Heavy as Lead by Gladys Mitchell

Author:Gladys Mitchell [Mitchell, Gladys]
Language: eng
Format: epub
Publisher: Thomas & Mercer
Published: 2014-04-08T04:00:00+00:00


CHAPTER TEN

Public Meeting

Timothy locked his bedroom door that night and slept soundly. A modicum of reasoning had assured him that, far from having guessed that he had wanted to make love to her, Jane Stretton was in some sort of trouble which she wanted to confide to him, but that, at the last minute, she could not bring herself to the point of revealing what it was.

Mrs. Prynne appeared at breakfast, impassive, ugly, and dignified, and waited upon him and her employer with her habitual taciturnity. After the post-breakfast cigarette, Timothy walked over to the church. The ladders, which had been removed early on Sunday morning, were in position again, but there was nobody about. Timothy mounted the nearest ladder and began another detailed inspection of the roof.

He was not a qualified surveyor. Phisbe’s specialist would come later, if the report on the church justified the Society’s taking direct action. He knew enough about timber construction, however, to realise that, as he had suspected, and as his cursory inspection from the top of the tower with Godfrey Frimley and his more detailed work on the long ladders had confirmed, the church possessed a fine example of a thirteenth-century arch-braced roof, not quite as he had deduced it, but near enough to make no difference to its splendid craftsmanship.

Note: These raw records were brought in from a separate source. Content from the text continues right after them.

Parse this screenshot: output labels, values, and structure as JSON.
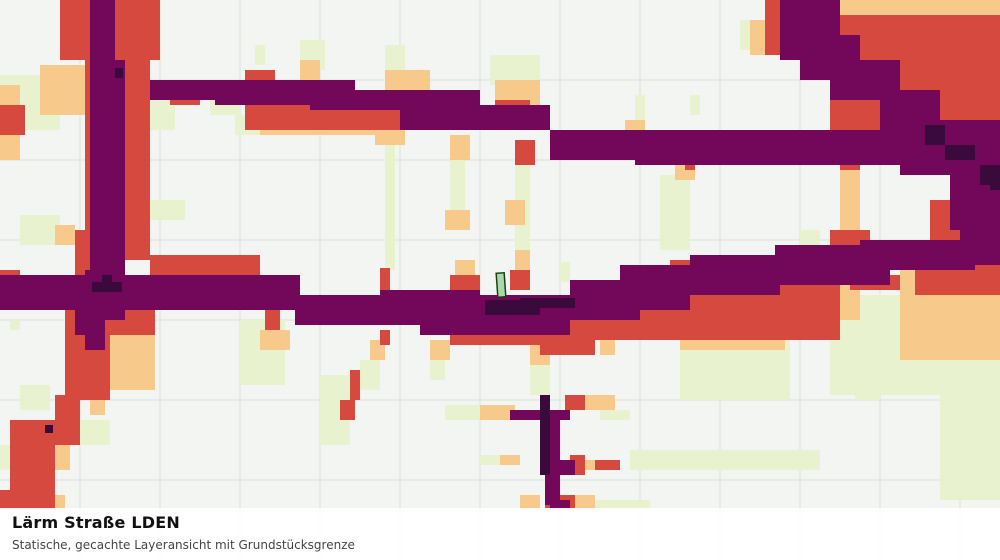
{
  "map": {
    "layer_title": "Lärm Straße LDEN",
    "layer_subtitle": "Statische, gecachte Layeransicht mit Grundstücksgrenze",
    "layers": [
      {
        "name": "base-map",
        "color": "#f3f5f2"
      },
      {
        "name": "grid",
        "color": "#dcdfdb"
      },
      {
        "name": "noise-class-1",
        "color": "#e8f2cf"
      },
      {
        "name": "noise-class-2",
        "color": "#f7c98a"
      },
      {
        "name": "noise-class-3",
        "color": "#d5493f"
      },
      {
        "name": "noise-class-4",
        "color": "#73075a"
      },
      {
        "name": "noise-class-5",
        "color": "#3b0a3c"
      },
      {
        "name": "parcel-boundary",
        "color": "#7fbf7f"
      }
    ]
  }
}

The spaces between the common rafters had been boarded in, and these boards, naturally enough the weakest part of the structure, would need repairs and replacements, but the wall-plates and purlins were sturdy enough, and so were the principal rafters which carried the gables. From the shape of the barrel ceiling visible from the inside of the church, the arch-braces could be deduced, and, for extra strengthening against the thrust of the purlins, there were collar beams placed crosswise from one side of the roof to the other. Wall-plates joined the arch-braces, and the latter also rested on wall-posts.

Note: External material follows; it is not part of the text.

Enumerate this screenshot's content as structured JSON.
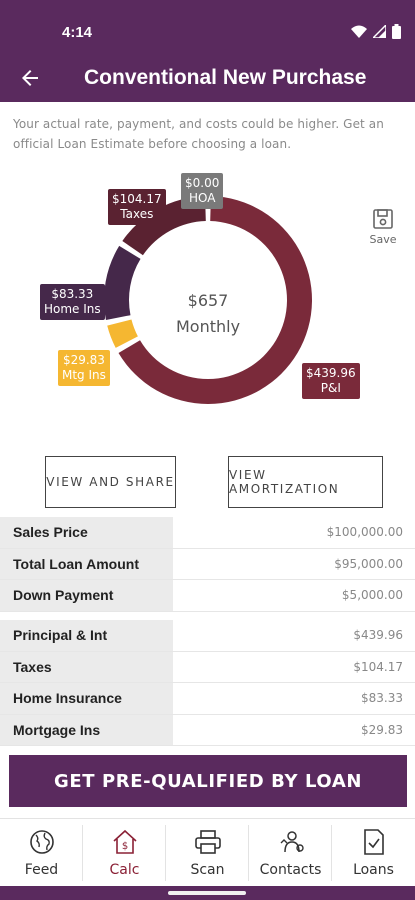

He spent a long while, and had climbed the available long ladders not once, but several times, when Sir Ganymede’s voice from below hailed him.

“Come on down! I’m out of drinks. You’ll have to take me to the pub, and you may as well give me lunch while we’re there.”

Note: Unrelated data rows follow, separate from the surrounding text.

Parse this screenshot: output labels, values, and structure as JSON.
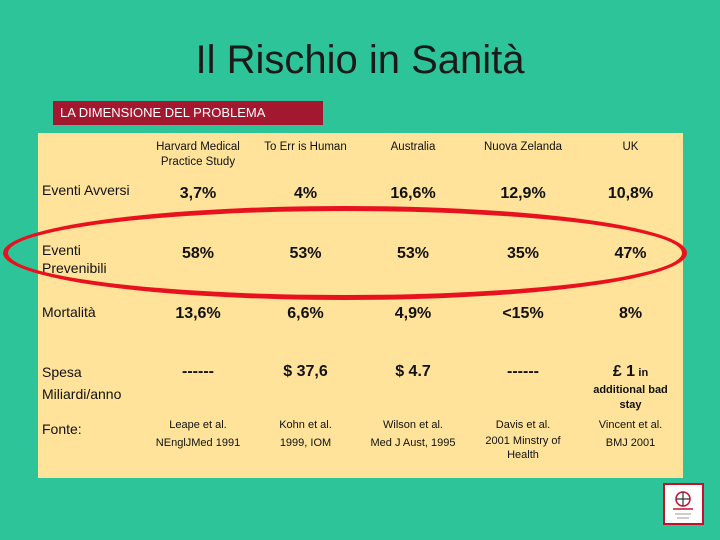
{
  "slide": {
    "title": "Il Rischio in Sanità",
    "subtitle": "LA DIMENSIONE DEL PROBLEMA"
  },
  "table": {
    "columns": [
      "Harvard Medical Practice Study",
      "To Err is Human",
      "Australia",
      "Nuova Zelanda",
      "UK"
    ],
    "rows": [
      {
        "label": "Eventi Avversi",
        "values": [
          "3,7%",
          "4%",
          "16,6%",
          "12,9%",
          "10,8%"
        ]
      },
      {
        "label": "Eventi Prevenibili",
        "values": [
          "58%",
          "53%",
          "53%",
          "35%",
          "47%"
        ]
      },
      {
        "label": "Mortalità",
        "values": [
          "13,6%",
          "6,6%",
          "4,9%",
          "<15%",
          "8%"
        ]
      },
      {
        "label": "Spesa Miliardi/anno",
        "values": [
          "------",
          "$ 37,6",
          "$ 4.7",
          "------",
          "£ 1"
        ]
      }
    ],
    "uk_spesa_in": "in",
    "uk_spesa_note": "additional bad stay",
    "source": {
      "label": "Fonte:",
      "values": [
        [
          "Leape et al.",
          "NEnglJMed 1991"
        ],
        [
          "Kohn et al.",
          "1999, IOM"
        ],
        [
          "Wilson et al.",
          "Med J Aust, 1995"
        ],
        [
          "Davis et al.",
          "2001 Minstry of Health"
        ],
        [
          "Vincent et al.",
          "BMJ 2001"
        ]
      ]
    }
  },
  "highlight_color": "#e8121e"
}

As giving Sir Ganymede lunch at the pub, with drinks thrown in, appeared by this time to have become an old Spanish custom, Timothy descended to the churchyard.

“Right. I’ve finished, except for jotting down another note or two and making a few sketches,” he said. “Be with you at my car in half an hour. Would Mrs. Prynne care to join us?”

“Prynne? Oh, dear me, no. A most strait-laced woman. Wouldn’t dream of appearing in a pub, even to have her lunch. I often wonder she doesn’t join these Dissenting fellers, you know.”

Timothy, with a vivid recollection of a rapt Mrs. Prynne on her knees before the devil, wondered whether the “Dissenting fellers” would welcome her in their midst. He went up to his room, made his last notes and sketches, washed and changed, and went out to the drive to place himself at the squire’s service.